Hashing on the other side is a one way street, being a mathematical function in which the output is always the same for a given input. Contrary to encoding, it is impossible to revert a hash function to its original message. In other words, if two messages contain the same data, their output will be the same, but even if one piece of the message is different, the hash function will generate a totally different output. Nowadays, hashing is broadly used to guarantee the integrity of data. Let's take the example of Alice who wants to send a message to Bob. When sending it, she wants to guarantee that the message has not been tampered with, so she is using a hash function which generates a code. Once Bob receives the message he will do the same and check if the hash codes are the same, ensuring that the message is the original one.
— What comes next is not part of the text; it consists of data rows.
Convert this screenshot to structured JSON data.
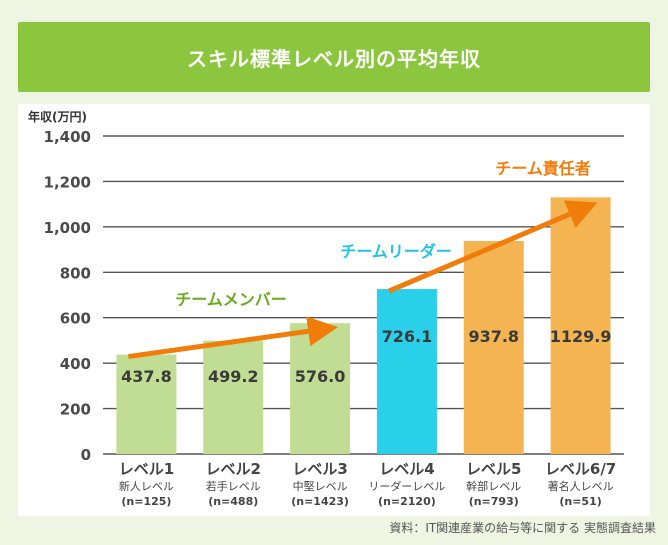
{
  "title": "スキル標準レベル別の平均年収",
  "source": "資料：IT関連産業の給与等に関する 実態調査結果",
  "colors": {
    "background": "#eef5e2",
    "title_bar": "#8cc63f",
    "member_bar": "#c1dd94",
    "leader_bar": "#2ad0ea",
    "manager_bar": "#f4b451",
    "arrow": "#f07c0a",
    "member_label": "#6aaa1e",
    "leader_label": "#22c4e4",
    "manager_label": "#f07c0a"
  },
  "chart_data": {
    "type": "bar",
    "ylabel": "年収(万円)",
    "ylim": [
      0,
      1400
    ],
    "yticks": [
      "0",
      "200",
      "400",
      "600",
      "800",
      "1,000",
      "1,200",
      "1,400"
    ],
    "grid": true,
    "categories": [
      {
        "label": "レベル1",
        "sub": "新人レベル",
        "n": "(n=125)"
      },
      {
        "label": "レベル2",
        "sub": "若手レベル",
        "n": "(n=488)"
      },
      {
        "label": "レベル3",
        "sub": "中堅レベル",
        "n": "(n=1423)"
      },
      {
        "label": "レベル4",
        "sub": "リーダーレベル",
        "n": "(n=2120)"
      },
      {
        "label": "レベル5",
        "sub": "幹部レベル",
        "n": "(n=793)"
      },
      {
        "label": "レベル6/7",
        "sub": "著名人レベル",
        "n": "(n=51)"
      }
    ],
    "values": [
      437.8,
      499.2,
      576.0,
      726.1,
      937.8,
      1129.9
    ],
    "value_labels": [
      "437.8",
      "499.2",
      "576.0",
      "726.1",
      "937.8",
      "1129.9"
    ],
    "groups": [
      {
        "name": "チームメンバー",
        "indices": [
          0,
          1,
          2
        ],
        "color_key": "member_bar",
        "label_color_key": "member_label"
      },
      {
        "name": "チームリーダー",
        "indices": [
          3
        ],
        "color_key": "leader_bar",
        "label_color_key": "leader_label"
      },
      {
        "name": "チーム責任者",
        "indices": [
          4,
          5
        ],
        "color_key": "manager_bar",
        "label_color_key": "manager_label"
      }
    ],
    "trend_arrows": [
      {
        "from": 437.8,
        "to": 576.0,
        "from_index": 0,
        "to_index": 2
      },
      {
        "from": 726.1,
        "to": 1129.9,
        "from_index": 3,
        "to_index": 5
      }
    ]
  }
}
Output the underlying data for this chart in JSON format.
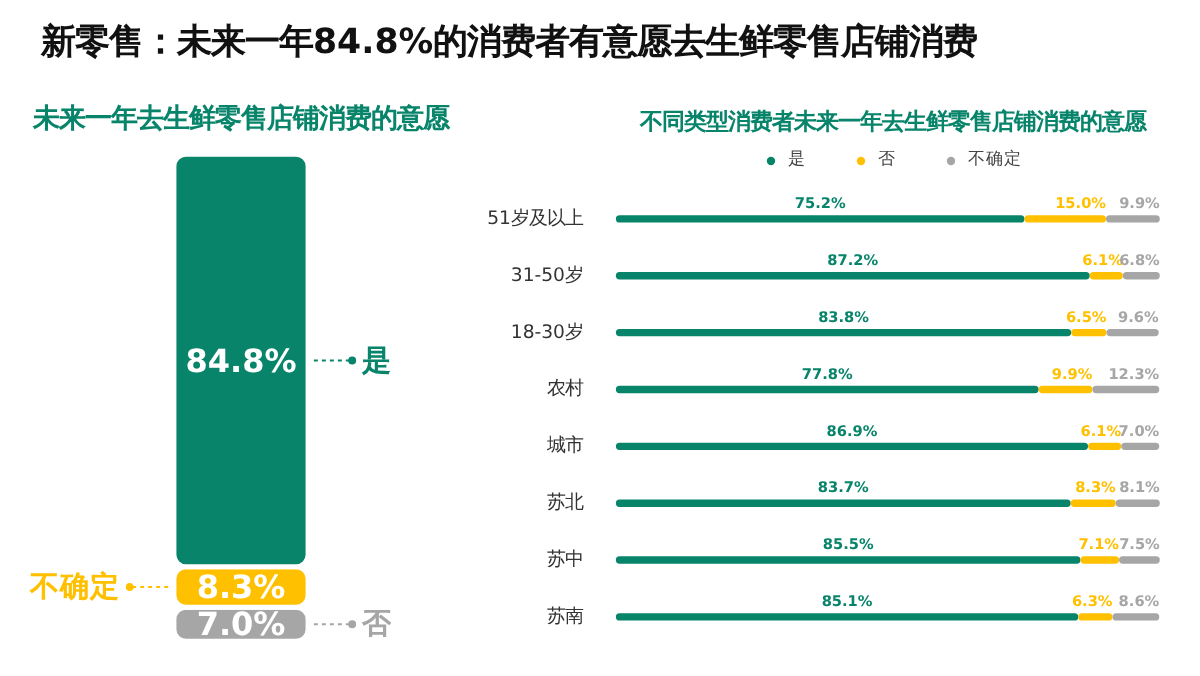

Another common use for hashing is to store highly sensitive information that doesn't need to be consulted in the original form. One scenario is for example to hash user passwords to avoid their storage. This way it is assured that when the user inputs a password, it will be hashed and compared with the original code stored in the database. Given that the property of a hash input will always generate the same output, it is guaranteed that just the right password will match. Hashing is based on the assumption that one input will generate only one specific output. However, there are some functions which can generate the same output for two different inputs, creating a so-called collision. That's why the most common attacks performed on hash functions are collision attacks. If this happens, it means that two passwords can authenticate a user, or that a message can be modified and still generate the same hash. The hash functions which have a low probability of generating collisions are called cryptographic hash functions.

The most famous hashing algorithms are from the SHA family (SHA1, SHA2, SHA5), MD5 and HMAC, although SHA1 and MD5 are not recommended anymore, as they are proven to be able to be broken. Here an example of how hashing works using SHA2:

body2.webp

**Encryption **on the flipside is a two way street being composed of a message, a key, an encryption and a decryption function. The encryption function will just encrypt, creating an encrypted message, and the decryption will just decrypt, taking the encrypted message and turning it back into the original form. The fundamental idea of cryptography is to provide confidentiality in which the usage of a key can guarantee that just the key owner has access to the message.

Going one level deeper, there are two main categories of cryptography: the symmetric and the asymmetric. The difference between both is that symmetric encryption uses the same key to encrypt and decrypt, while the asymmetric encryption uses a public key to encrypt, and a private key to decrypt the message, whereas the most common algorithms used in cryptography are AES for symmetric and RSA for asymmetric encryption.

Here is how symmetric encryption works:

body3.webp

Though independently of the algorithms, keeping the key safe as well as having strong and unique keys are the two main goals of modern cryptography, besides using tools like key derivation and key management as well as other forms of generating keys via the elliptic curve for example.

But these are topics for future posts, one step at a time.